Left: The X-ray crystal structure of HIV-1 Nef (blue) in complex with a Src-family kinase SH3 domain (red) is shown on the left. Key structural elements of this interaction surface include the Nef PPII helix which involves conserved residues P72 and P75, an ionic interaction between Nef R77 and SH3 D100, and a hydrophobic pocket formed in part by Nef residues F90, W113, and Y120. This pocket interacts with I96 from the RT-loop of the SH3 domain. Nef residues undergoing major NMR chemical shift changes following binding of the Nef antagonists DLC27 (center) and 2C (right) are highlighted on the structure of the Nef:SH3 complex as spheres (cyan). Note that the DLC27 binding site involves residues that interact directly with the SH3 domain RT-loop, including W113 and F90. In contrast, the 2C compound binds at a distance from the SH3 docking site, and is believed to inhibit SH3 binding and Src-family kinase activation through an allosteric mechanism. Models were rendered using the Nef:SH3 X-ray crystal structure of Lee et al. [17]. The NMR chemical shift data used to create the figure are from Betzi et al. for DLC27 [19] and Dikeakos et al. for 2C [21].

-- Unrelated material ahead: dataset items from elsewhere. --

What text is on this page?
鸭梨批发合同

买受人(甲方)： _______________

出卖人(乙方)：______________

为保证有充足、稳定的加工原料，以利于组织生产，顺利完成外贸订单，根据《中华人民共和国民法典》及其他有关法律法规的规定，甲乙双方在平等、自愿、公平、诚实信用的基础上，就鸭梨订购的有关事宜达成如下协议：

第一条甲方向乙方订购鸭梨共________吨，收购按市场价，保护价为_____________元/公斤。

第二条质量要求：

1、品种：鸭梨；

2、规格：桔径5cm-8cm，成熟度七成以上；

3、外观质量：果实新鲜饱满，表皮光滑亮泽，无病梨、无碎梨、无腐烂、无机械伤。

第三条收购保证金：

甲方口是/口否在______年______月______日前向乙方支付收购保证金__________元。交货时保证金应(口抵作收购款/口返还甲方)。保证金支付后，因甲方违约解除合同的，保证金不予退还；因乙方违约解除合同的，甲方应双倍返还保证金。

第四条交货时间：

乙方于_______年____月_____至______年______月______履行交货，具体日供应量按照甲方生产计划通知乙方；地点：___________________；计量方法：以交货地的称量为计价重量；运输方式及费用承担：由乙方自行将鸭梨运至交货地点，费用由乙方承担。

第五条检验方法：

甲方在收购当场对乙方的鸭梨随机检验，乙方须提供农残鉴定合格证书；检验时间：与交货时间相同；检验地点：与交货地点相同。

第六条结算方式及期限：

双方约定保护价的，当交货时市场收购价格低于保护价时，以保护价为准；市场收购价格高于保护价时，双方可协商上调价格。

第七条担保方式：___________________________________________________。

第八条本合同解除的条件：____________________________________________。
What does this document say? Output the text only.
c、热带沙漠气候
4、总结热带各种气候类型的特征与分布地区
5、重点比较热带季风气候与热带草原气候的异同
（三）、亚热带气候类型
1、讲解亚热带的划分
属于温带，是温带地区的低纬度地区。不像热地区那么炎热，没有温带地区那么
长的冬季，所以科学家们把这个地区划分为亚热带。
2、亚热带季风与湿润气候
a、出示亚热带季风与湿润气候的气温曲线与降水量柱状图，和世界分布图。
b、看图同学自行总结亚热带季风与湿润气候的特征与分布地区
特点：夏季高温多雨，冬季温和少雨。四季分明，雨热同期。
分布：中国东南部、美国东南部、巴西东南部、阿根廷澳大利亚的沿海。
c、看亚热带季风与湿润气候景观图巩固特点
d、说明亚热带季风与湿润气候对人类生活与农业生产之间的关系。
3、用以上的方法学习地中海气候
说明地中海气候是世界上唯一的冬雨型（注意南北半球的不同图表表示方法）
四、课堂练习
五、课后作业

Figure 2. The diphenylpyrazolo Nef antagonist B9 is predicted to bind to the Nef dimerization interface

Possible binding sites for B9 were explored using AutoDock Vina [43] and the X-ray crystal structure of the HIV-1 Nef dimer (PDB: 1EFN) [17]. Two energetically favorable binding sites were predicted, with the most favorable site located at the Nef-dimerization interface (Site 1) and a less favorable site on the surface of each monomer (Site 2; only a single B9 molecule is shown in this site for clarity). Two views of the overall structure of the Nef dimer are shown on the left, with the individual Nef subunits colored blue and green. A close-up view of Site 1 is shown on the lower right, where B9 is predicted to make polar contacts with conserved Nef residues Q104, Q107, and N126. A role for N126 in B9 binding to Nef has been demonstrated experimentally, and B9 has been shown to disrupt Nef dimers in a cell-based assay [36]. The structure of B9 is shown at the top right.